Die sinnliche Dimension des Schaffens
Holger Schnapp dagegen hat sich bereits vor Jahren entschlossen auf die Seite der malerischen Freiheit geschlagen. Abstrakte Expression und die materielle Kraft des künstlerischen Informal sind die zentralen Elemente des Malers, der als Kunsterzieher zudem die sinnliche Dimension des künstlerischen Schaffens vermittelt. Weniger sinnlich, aber nicht weniger experimentierfreudig sind die fotografischen Bildwerke Dieter Kortes. Der seit Jahrzehnten als VHS-Dozent im Bereich Fotografie tätige Künstlers zeigt Facetten der Foto-Collage ebenso wie die traditionelle Dokumentarfotografie.

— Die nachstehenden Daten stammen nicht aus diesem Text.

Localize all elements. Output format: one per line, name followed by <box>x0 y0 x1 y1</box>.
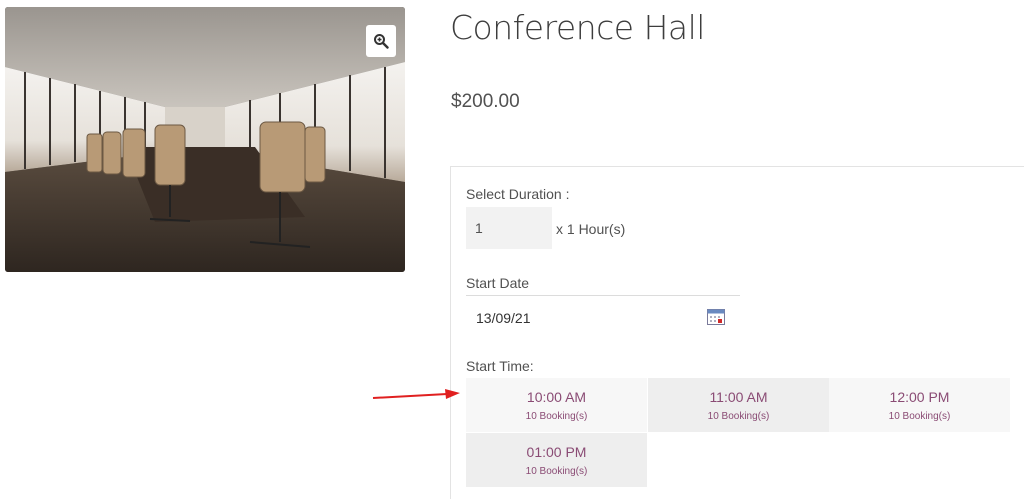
product-image[interactable] <box>5 7 405 272</box>
date-divider <box>466 295 740 296</box>
slot-time: 10:00 AM <box>526 389 587 405</box>
product-price: $200.00 <box>451 91 520 112</box>
annotation-arrow <box>372 389 460 399</box>
slot-bookings: 10 Booking(s) <box>707 411 770 422</box>
duration-label: Select Duration : <box>466 186 570 202</box>
conference-room-photo <box>5 7 405 272</box>
start-date-input[interactable]: 13/09/21 <box>466 300 740 336</box>
start-time-label: Start Time: <box>466 358 534 374</box>
time-slot-12pm[interactable]: 12:00 PM 10 Booking(s) <box>829 378 1010 432</box>
slot-time: 12:00 PM <box>889 389 950 405</box>
slot-bookings: 10 Booking(s) <box>525 411 588 422</box>
calendar-icon[interactable] <box>707 308 725 325</box>
slot-bookings: 10 Booking(s) <box>888 411 951 422</box>
zoom-button[interactable] <box>366 25 396 57</box>
slot-time: 01:00 PM <box>526 444 587 460</box>
time-slot-10am[interactable]: 10:00 AM 10 Booking(s) <box>466 378 647 432</box>
time-slot-1pm[interactable]: 01:00 PM 10 Booking(s) <box>466 433 647 487</box>
slot-time: 11:00 AM <box>709 389 768 405</box>
time-slot-11am[interactable]: 11:00 AM 10 Booking(s) <box>648 378 829 432</box>
product-title: Conference Hall <box>450 8 705 47</box>
start-date-label: Start Date <box>466 275 530 291</box>
duration-unit: x 1 Hour(s) <box>556 221 626 237</box>
zoom-in-icon <box>374 34 389 49</box>
duration-input[interactable]: 1 <box>466 207 552 249</box>
slot-bookings: 10 Booking(s) <box>525 466 588 477</box>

Ähnlich viele künstlerische Ansätze sind in der Ateliergemeinschaft Höninger Weg 107-109 vertreten. Malerei, die vom Unbewussten diktiert wird, stellt Mark Hartzheim vor. Nicht weniger dynamisch erscheint die experimentelle Malerei, die Helmut Brandt in seinem Atelier präsentiert. Katja Ploetz wiederum zeigt als Spezialistin der Glaskunst, dass es sich dabei um eine vielfach unterschätze Kunstform handelt. Und Lioba Genske macht mit Tier-, Blumen- und Menschenbildern, Sand-Reliefs und Landschaftsmalerei sichtbar, wie sich der Grundklang einer Erfahrung in verschiedenen bildnerischen Genres ausdrücken kann.
Rausch der Fülle
Große Atelierhäuser wie der das Atelierhaus Lichthof und die Künstlergemeinschaft Höninger Weg sind für Besucher der Offenen Ateliers besonders attraktiv. Denn wer will in Zeiten der Fülle und knappen Zeit nicht gleich mehrere Fliegen mit einer Klappe schlagen? Was die Zahl gleichzeitig geöffneten Ateliers angeht, so sind erneut auch die Alte Dorfschule in Meschenich, das Kunstzentrum Wachsfabrik und die Alte Dorfschule in Sürth für einen Ausflug sehr attraktiv. Allerdings sollten im möglichen Rausch der Fülle der Besuch einzelner Ateliers nicht unterschätzt werden. Wer sich etwa für die Aktualität der surrealistischen Malerei interessiert, könnte sich auf den Weg nach Auweiler zum Atelier von Andreas Mischke aufmachen. Wer sich spezielle Techniken der großformatigen Fotografie interessiert ist bei Eberhard Zummach in dessen Atelier in der Thebäerstraße 80 in Ehrenfeld bestens aufgehoben.Und in Nippes bietet Reinhard Henning im Niehler Kirchweg 124 Einblicke in den Zauber einer figürlichen Objektkunst, die zwischen Witz, Ironie und tieferer Bedeutung zwiespältige Gefühle belebt. Sichere Empfehlungen kann es bei einer derart vielfältigen Kunstveranstaltung nicht geben. Eher den Rat, sich neugierig auf den Weg zu machen, um über die Kunst unbekannte Stadtteile und Höfe zu erkunden. Farben, Ideen und Kunstbedingungen aus nächster Nähe zu schnuppern. Und sich in Wahrnehmung und Gesprächen treiben zu lassen, auch wenn man noch ganz anderes vorhatte.